Handling Destructive Criticism

•             Acknowledge Facts  Agree with the specific part of the criticism that you can honestly acknowledge to be true. This ends the criticism.

 

 

Critic: “You’re so lazy. You spend all weekend watching TV.”

You: “You’re right, I spend a lot of time watching TV on the

           weekends, but that doesn’t mean I’m lazy

 

•             Acknowledge Feelings   If you truly cannot find anything to agree within the criticism, show the critic that you recognize the feelings that are motivating the criticism. This ends the criticism.

 

Critic: “You’re a slob. Look at that sink overflowing with dishes.”

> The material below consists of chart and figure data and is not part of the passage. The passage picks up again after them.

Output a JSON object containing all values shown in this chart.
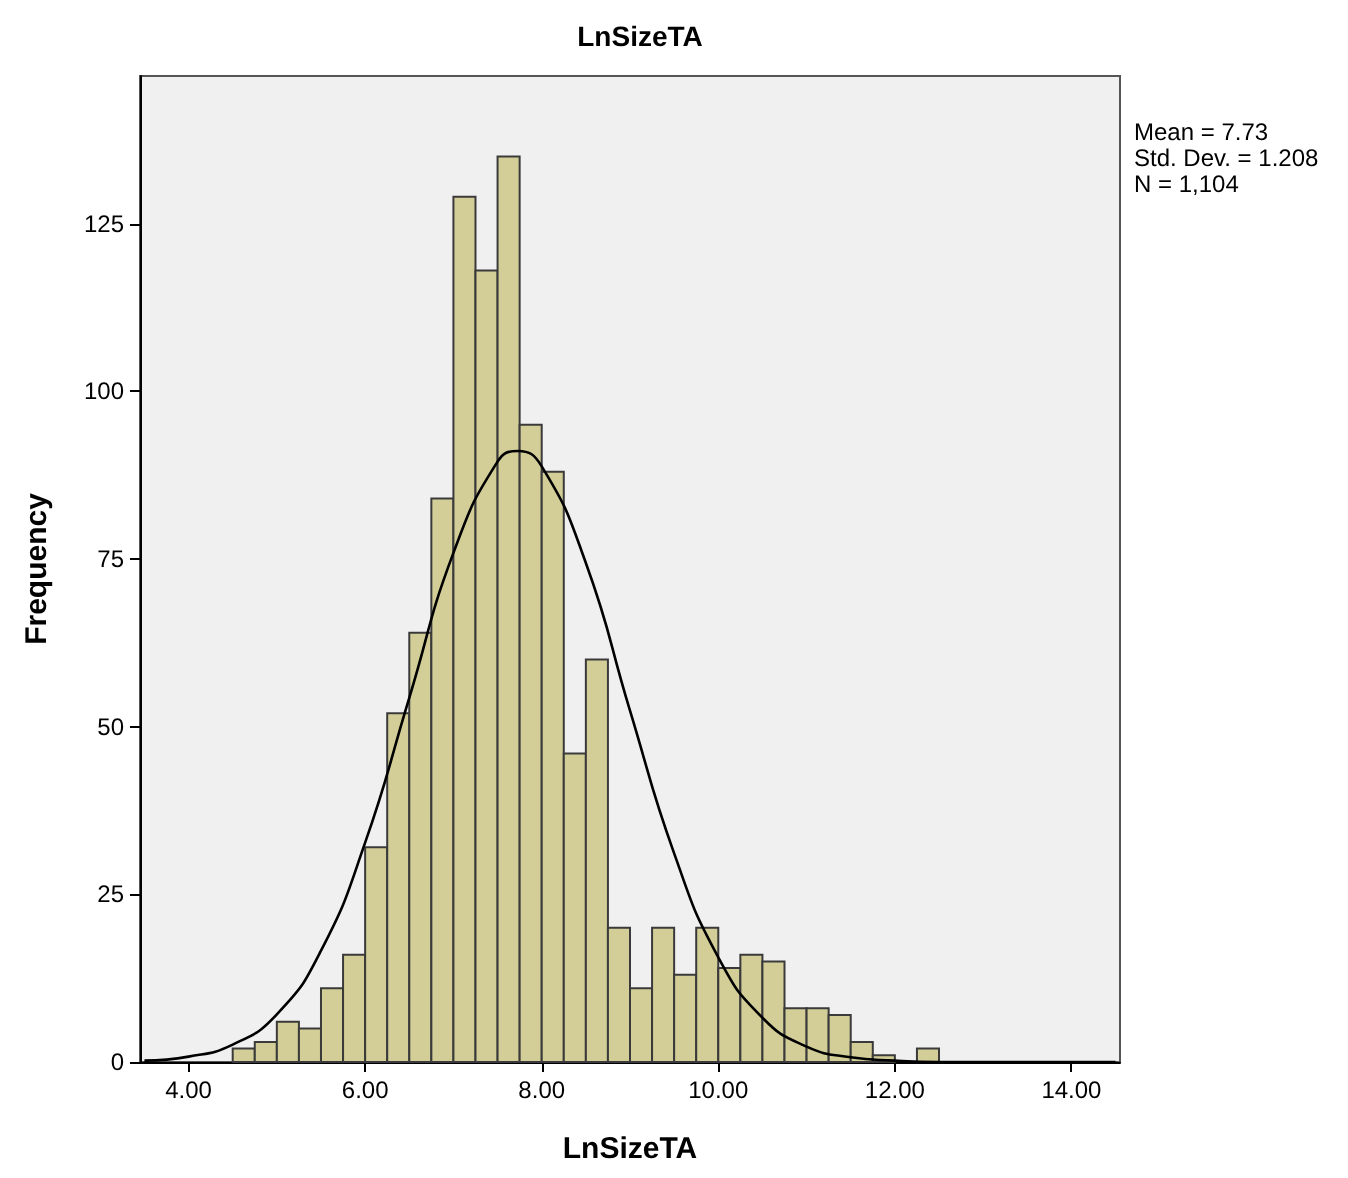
{
  "chart_data": {
    "type": "histogram",
    "title": "LnSizeTA",
    "xlabel": "LnSizeTA",
    "ylabel": "Frequency",
    "annotations": [
      "Mean = 7.73",
      "Std. Dev. = 1.208",
      "N = 1,104"
    ],
    "bins": [
      4.5,
      4.75,
      5,
      5.25,
      5.5,
      5.75,
      6,
      6.25,
      6.5,
      6.75,
      7,
      7.25,
      7.5,
      7.75,
      8,
      8.25,
      8.5,
      8.75,
      9,
      9.25,
      9.5,
      9.75,
      10,
      10.25,
      10.5,
      10.75,
      11,
      11.25,
      11.5,
      11.75,
      12,
      12.25,
      12.5
    ],
    "values": [
      2,
      3,
      6,
      5,
      11,
      16,
      32,
      52,
      64,
      84,
      129,
      118,
      135,
      95,
      88,
      46,
      60,
      20,
      11,
      20,
      13,
      20,
      14,
      16,
      15,
      8,
      8,
      7,
      3,
      1,
      0,
      2
    ],
    "color": "#d3ce98",
    "series": [
      {
        "type": "line",
        "color": "#000000",
        "x": [
          3.5,
          4,
          4.5,
          5,
          5.5,
          6,
          6.5,
          7,
          7.5,
          7.73,
          8,
          8.5,
          9,
          9.5,
          10,
          10.5,
          11,
          11.5,
          12,
          12.5,
          13,
          14,
          14.5
        ],
        "values": [
          0.2,
          0.8,
          2.6,
          7.1,
          16.6,
          32.7,
          54.3,
          75.9,
          89.5,
          91.1,
          88.8,
          74.4,
          52.4,
          31.1,
          15.6,
          6.6,
          2.3,
          0.7,
          0.2,
          0,
          0,
          0,
          0
        ]
      }
    ],
    "xlim": [
      3.45,
      14.55
    ],
    "xticks": [
      {
        "value": 4,
        "label": "4.00"
      },
      {
        "value": 6,
        "label": "6.00"
      },
      {
        "value": 8,
        "label": "8.00"
      },
      {
        "value": 10,
        "label": "10.00"
      },
      {
        "value": 12,
        "label": "12.00"
      },
      {
        "value": 14,
        "label": "14.00"
      }
    ],
    "ylim": [
      0,
      147
    ],
    "yticks": [
      0,
      25,
      50,
      75,
      100,
      125
    ],
    "grid": false,
    "marker": "none",
    "line_style": "solid"
  }
}
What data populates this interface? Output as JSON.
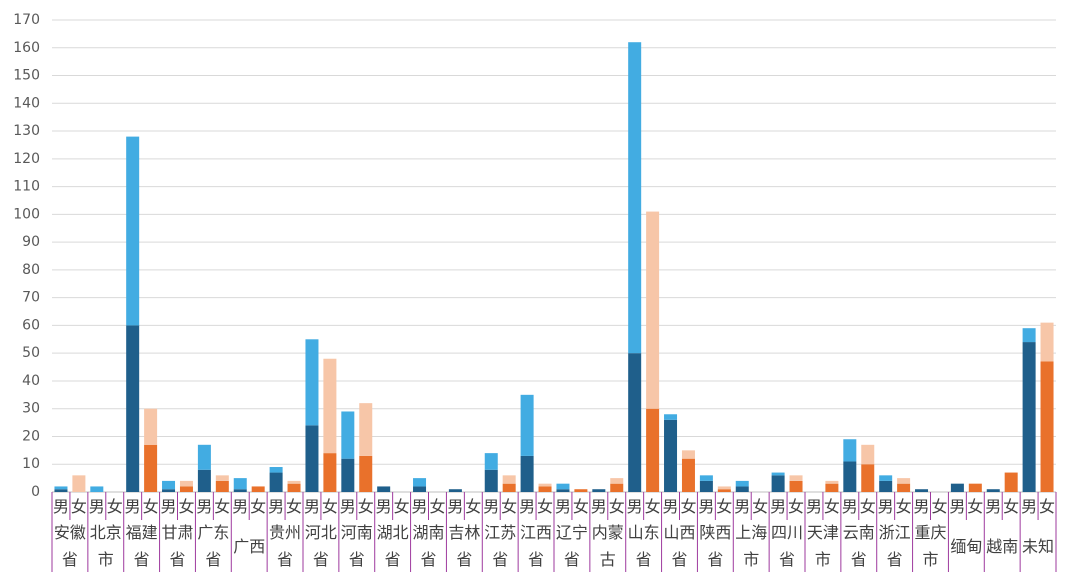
{
  "chart_data": {
    "type": "bar",
    "stacked": true,
    "categories": [
      "安徽省",
      "北京市",
      "福建省",
      "甘肃省",
      "广东省",
      "广西",
      "贵州省",
      "河北省",
      "河南省",
      "湖北省",
      "湖南省",
      "吉林省",
      "江苏省",
      "江西省",
      "辽宁省",
      "内蒙古",
      "山东省",
      "山西省",
      "陕西省",
      "上海市",
      "四川省",
      "天津市",
      "云南省",
      "浙江省",
      "重庆市",
      "缅甸",
      "越南",
      "未知"
    ],
    "subcategories": [
      "男",
      "女"
    ],
    "series": [
      {
        "group": 0,
        "color": "#1f5f8b",
        "values": [
          1,
          0,
          60,
          1,
          8,
          1,
          7,
          24,
          12,
          2,
          2,
          1,
          8,
          13,
          1,
          1,
          50,
          26,
          4,
          2,
          6,
          0,
          11,
          4,
          1,
          3,
          1,
          54
        ]
      },
      {
        "group": 0,
        "color": "#42ace2",
        "values": [
          1,
          2,
          68,
          3,
          9,
          4,
          2,
          31,
          17,
          0,
          3,
          0,
          6,
          22,
          2,
          0,
          112,
          2,
          2,
          2,
          1,
          0,
          8,
          2,
          0,
          0,
          0,
          5
        ]
      },
      {
        "group": 1,
        "color": "#e9712b",
        "values": [
          0,
          0,
          17,
          2,
          4,
          2,
          3,
          14,
          13,
          0,
          0,
          0,
          3,
          2,
          1,
          3,
          30,
          12,
          1,
          0,
          4,
          3,
          10,
          3,
          0,
          3,
          7,
          47
        ]
      },
      {
        "group": 1,
        "color": "#f7c6a8",
        "values": [
          6,
          0,
          13,
          2,
          2,
          0,
          1,
          34,
          19,
          0,
          0,
          0,
          3,
          1,
          0,
          2,
          71,
          3,
          1,
          0,
          2,
          1,
          7,
          2,
          0,
          0,
          0,
          14
        ]
      }
    ],
    "ylim": [
      0,
      170
    ],
    "yticks": [
      0,
      10,
      20,
      30,
      40,
      50,
      60,
      70,
      80,
      90,
      100,
      110,
      120,
      130,
      140,
      150,
      160,
      170
    ],
    "grid": true
  }
}
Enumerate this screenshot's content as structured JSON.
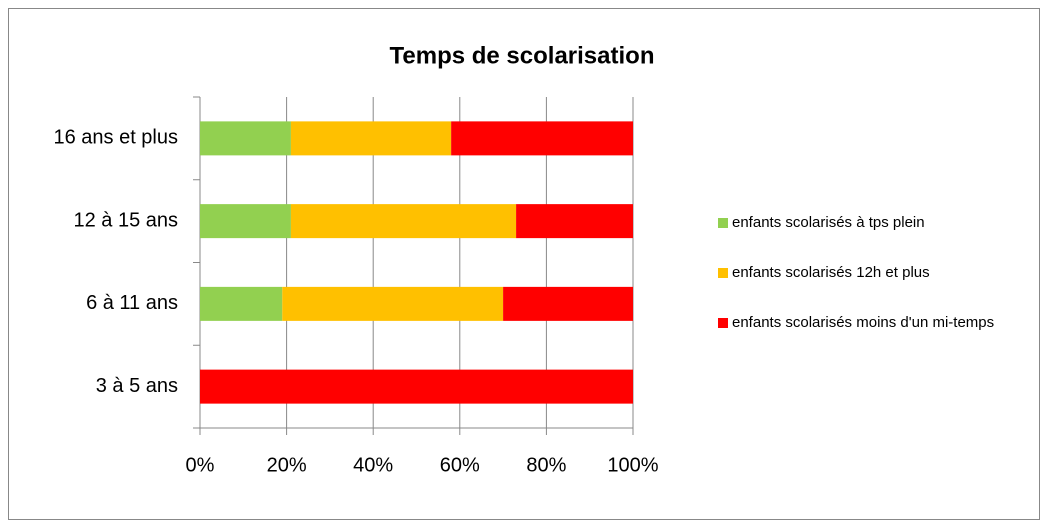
{
  "chart_data": {
    "type": "stacked_barh",
    "title": "Temps de scolarisation",
    "categories": [
      "3 à 5 ans",
      "6 à 11 ans",
      "12 à 15 ans",
      "16 ans et plus"
    ],
    "series": [
      {
        "name": "enfants scolarisés à tps plein",
        "color": "#92d050",
        "values": [
          0,
          19,
          21,
          21
        ]
      },
      {
        "name": "enfants scolarisés 12h et plus",
        "color": "#ffc000",
        "values": [
          0,
          51,
          52,
          37
        ]
      },
      {
        "name": "enfants scolarisés moins d'un mi-temps",
        "color": "#ff0000",
        "values": [
          100,
          30,
          27,
          42
        ]
      }
    ],
    "xlim": [
      0,
      100
    ],
    "xticks": [
      {
        "value": 0,
        "label": "0%"
      },
      {
        "value": 20,
        "label": "20%"
      },
      {
        "value": 40,
        "label": "40%"
      },
      {
        "value": 60,
        "label": "60%"
      },
      {
        "value": 80,
        "label": "80%"
      },
      {
        "value": 100,
        "label": "100%"
      }
    ],
    "grid": true,
    "legend": "right"
  }
}
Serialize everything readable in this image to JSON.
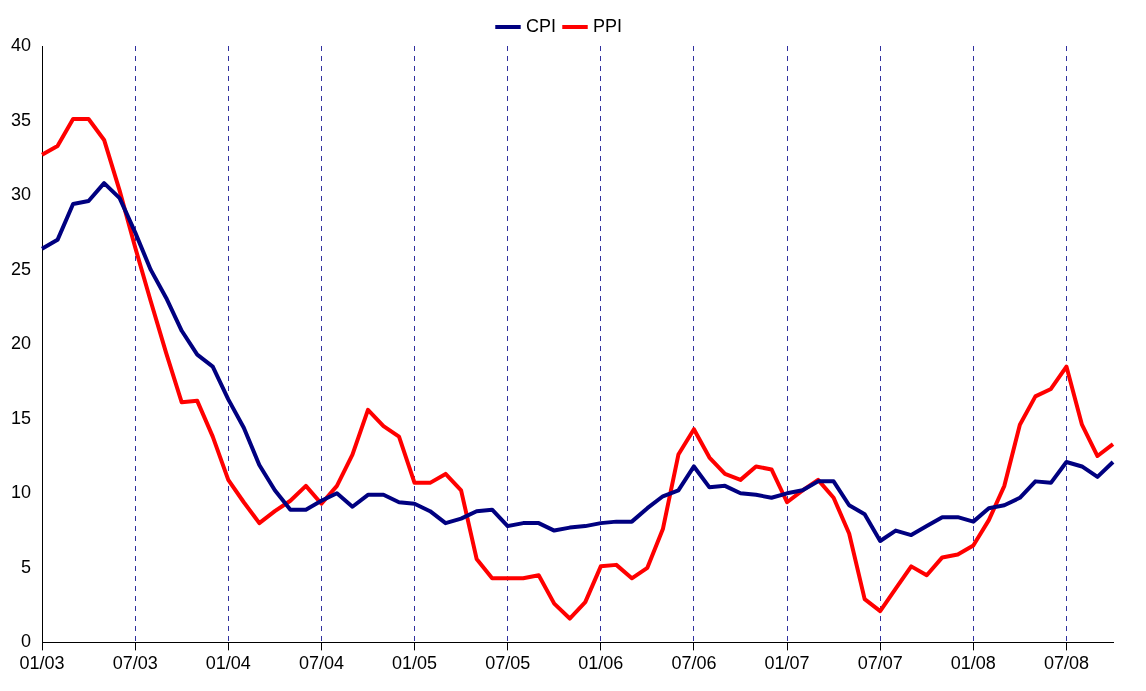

You: “I know you hate to leave dirty dishes in the sink. However, I

           like to let them pile up and then do them all at once.”

 

Responding to Constructive Criticism

 

 

 

 

 

 

 

    

Assertiveness

Handling criticism well requires the ability to stand

up for your rights without threatening the self-esteem

of the other person.

 

Success Secrets

•             You have the right to be treated with respect.

 

•             When you make assertiveness a habit, you increase others’ self-esteem for you and your esteem for others.

 

•             Constructive criticism helps you improve yourself.

 

•             Listen to constructive criticism, restate it, and then ask for suggestions.